She finally conceded that unless Judd Gulley waltzed back into The Dump, and in short order, she would have to sleep on a damp and pissy-smelling dirty straw tick – handcuffed to Wilson Jones. In her wildest of imaginations, she never could have pictured such a thing. Imagination, truthfully, had never been one of Ruby’s stronger points.

She shook The Little Drunk awake and stood him on his feet.

“Come on, Wilson. We’re going upstairs.”

She led him first out the back door again, though, to the edge of the parking lot. Judd, not surprisingly, had no indoor toilet facilities at The Dump. Instead, he had built a ramshackle outhouse for the comfort of his clientele, which Ruby, truthfully, didn’t really mind using unless it was winter time. A well-maintained outhouse didn’t stink, and Ruby knew how to maintain one properly.

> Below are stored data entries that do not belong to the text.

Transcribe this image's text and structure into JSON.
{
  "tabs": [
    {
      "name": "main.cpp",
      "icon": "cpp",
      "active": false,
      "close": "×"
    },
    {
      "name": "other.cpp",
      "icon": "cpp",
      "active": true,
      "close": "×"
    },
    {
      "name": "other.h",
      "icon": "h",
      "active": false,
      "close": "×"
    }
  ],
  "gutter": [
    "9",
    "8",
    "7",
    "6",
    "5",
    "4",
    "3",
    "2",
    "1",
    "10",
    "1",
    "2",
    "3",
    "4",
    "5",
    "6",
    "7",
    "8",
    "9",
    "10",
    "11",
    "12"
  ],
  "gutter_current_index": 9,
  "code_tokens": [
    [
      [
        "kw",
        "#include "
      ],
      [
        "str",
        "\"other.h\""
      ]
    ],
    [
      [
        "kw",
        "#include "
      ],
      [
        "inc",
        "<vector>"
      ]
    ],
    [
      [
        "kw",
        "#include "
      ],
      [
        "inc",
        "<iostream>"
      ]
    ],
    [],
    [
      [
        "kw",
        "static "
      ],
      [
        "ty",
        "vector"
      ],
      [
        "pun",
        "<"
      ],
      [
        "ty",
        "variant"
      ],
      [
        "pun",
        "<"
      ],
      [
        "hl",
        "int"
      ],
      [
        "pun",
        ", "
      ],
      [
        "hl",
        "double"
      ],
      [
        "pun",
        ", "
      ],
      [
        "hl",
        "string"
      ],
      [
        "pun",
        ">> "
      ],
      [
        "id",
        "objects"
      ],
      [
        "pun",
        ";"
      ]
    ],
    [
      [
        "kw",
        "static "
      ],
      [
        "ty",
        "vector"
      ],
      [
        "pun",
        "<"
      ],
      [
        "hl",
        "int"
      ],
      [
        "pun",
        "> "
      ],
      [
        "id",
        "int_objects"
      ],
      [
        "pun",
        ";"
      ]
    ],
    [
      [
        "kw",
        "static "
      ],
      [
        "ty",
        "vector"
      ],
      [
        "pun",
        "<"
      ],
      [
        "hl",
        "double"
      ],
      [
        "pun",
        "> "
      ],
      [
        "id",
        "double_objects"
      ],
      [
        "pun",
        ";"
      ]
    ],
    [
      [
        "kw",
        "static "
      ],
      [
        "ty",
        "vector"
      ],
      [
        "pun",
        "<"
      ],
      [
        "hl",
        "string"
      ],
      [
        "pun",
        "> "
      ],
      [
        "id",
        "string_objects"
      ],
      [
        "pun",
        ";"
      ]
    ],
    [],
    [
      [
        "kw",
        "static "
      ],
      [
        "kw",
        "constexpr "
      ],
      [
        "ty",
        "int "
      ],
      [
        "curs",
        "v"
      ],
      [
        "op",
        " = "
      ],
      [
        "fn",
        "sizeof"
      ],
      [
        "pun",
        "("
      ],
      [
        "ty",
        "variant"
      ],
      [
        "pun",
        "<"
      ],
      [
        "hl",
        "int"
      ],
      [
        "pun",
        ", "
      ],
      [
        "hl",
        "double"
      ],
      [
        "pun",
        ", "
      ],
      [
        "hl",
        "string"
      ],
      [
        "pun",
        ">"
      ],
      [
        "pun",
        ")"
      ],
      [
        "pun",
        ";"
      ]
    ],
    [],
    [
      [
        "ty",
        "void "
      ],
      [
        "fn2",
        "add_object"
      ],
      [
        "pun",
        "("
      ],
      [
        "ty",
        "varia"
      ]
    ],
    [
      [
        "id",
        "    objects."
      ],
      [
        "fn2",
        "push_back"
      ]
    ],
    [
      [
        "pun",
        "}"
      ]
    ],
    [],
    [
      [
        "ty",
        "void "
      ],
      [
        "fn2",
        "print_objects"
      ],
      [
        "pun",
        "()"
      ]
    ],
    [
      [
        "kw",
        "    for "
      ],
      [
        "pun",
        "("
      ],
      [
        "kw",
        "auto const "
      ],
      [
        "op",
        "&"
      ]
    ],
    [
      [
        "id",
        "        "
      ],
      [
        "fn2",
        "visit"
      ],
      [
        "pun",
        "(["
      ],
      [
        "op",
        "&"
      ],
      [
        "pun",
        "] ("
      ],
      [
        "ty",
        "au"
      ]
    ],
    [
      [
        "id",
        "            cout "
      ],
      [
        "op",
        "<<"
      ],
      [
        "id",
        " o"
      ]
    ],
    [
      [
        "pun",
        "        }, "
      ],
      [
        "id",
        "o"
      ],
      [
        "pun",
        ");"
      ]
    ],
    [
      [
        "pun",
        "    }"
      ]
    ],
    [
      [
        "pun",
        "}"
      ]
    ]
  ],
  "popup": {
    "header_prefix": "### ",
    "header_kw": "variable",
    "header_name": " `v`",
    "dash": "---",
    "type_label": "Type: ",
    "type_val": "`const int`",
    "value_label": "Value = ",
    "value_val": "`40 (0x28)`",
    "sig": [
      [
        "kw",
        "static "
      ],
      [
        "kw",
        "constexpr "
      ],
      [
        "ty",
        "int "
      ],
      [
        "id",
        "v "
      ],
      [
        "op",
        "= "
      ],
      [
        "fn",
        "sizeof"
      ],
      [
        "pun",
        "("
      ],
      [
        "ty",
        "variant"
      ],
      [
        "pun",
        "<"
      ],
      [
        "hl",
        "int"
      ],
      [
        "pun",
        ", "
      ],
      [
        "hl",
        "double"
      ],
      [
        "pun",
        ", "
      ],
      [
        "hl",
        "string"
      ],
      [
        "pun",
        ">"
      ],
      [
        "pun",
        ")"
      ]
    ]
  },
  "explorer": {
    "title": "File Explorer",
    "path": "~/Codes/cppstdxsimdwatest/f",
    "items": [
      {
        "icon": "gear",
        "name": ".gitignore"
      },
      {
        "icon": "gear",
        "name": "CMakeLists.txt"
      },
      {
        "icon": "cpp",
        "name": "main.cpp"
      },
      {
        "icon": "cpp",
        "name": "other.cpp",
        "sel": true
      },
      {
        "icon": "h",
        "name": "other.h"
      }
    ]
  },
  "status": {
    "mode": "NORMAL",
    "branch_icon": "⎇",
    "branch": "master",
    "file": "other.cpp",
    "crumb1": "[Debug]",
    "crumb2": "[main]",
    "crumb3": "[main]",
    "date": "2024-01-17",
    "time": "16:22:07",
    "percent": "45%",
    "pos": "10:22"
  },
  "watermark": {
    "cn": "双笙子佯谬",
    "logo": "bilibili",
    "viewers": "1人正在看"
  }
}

Most of the men could only be bothered to use the outhouse for “certain” ablutions, mind you; for more frequent duties, they had got into the habit of standing along the line of rocks at the back end of the parking lot and just aiming at the bushes. You could see the “unofficial” bathroom facilities marked with a line of withered, dead foliage a foot or so beyond the rocks.

This is where Ruby led The Little Drunk and ordered him to “do his business”, while she turned her back. This made it difficult for Wilson, as his own arm ended up bent behind his back, causing him to weave unsteadily. There was nothing for it, though, but to try to brace him enough so as not to tip himself over; Ruby had no intention of waking up in a wet straw tick, in the morning.

Wilson’s duty done and over, she half-walked, half-carried him up the stairs and into his room. She sat him down on the bed while she pulled off his boots; a difficult procedure, since he had to bend double to accommodate the effort, cuffed together such as they were. While pulling off the second boot, Ruby heard a long, wet burp escape The Little Drunk.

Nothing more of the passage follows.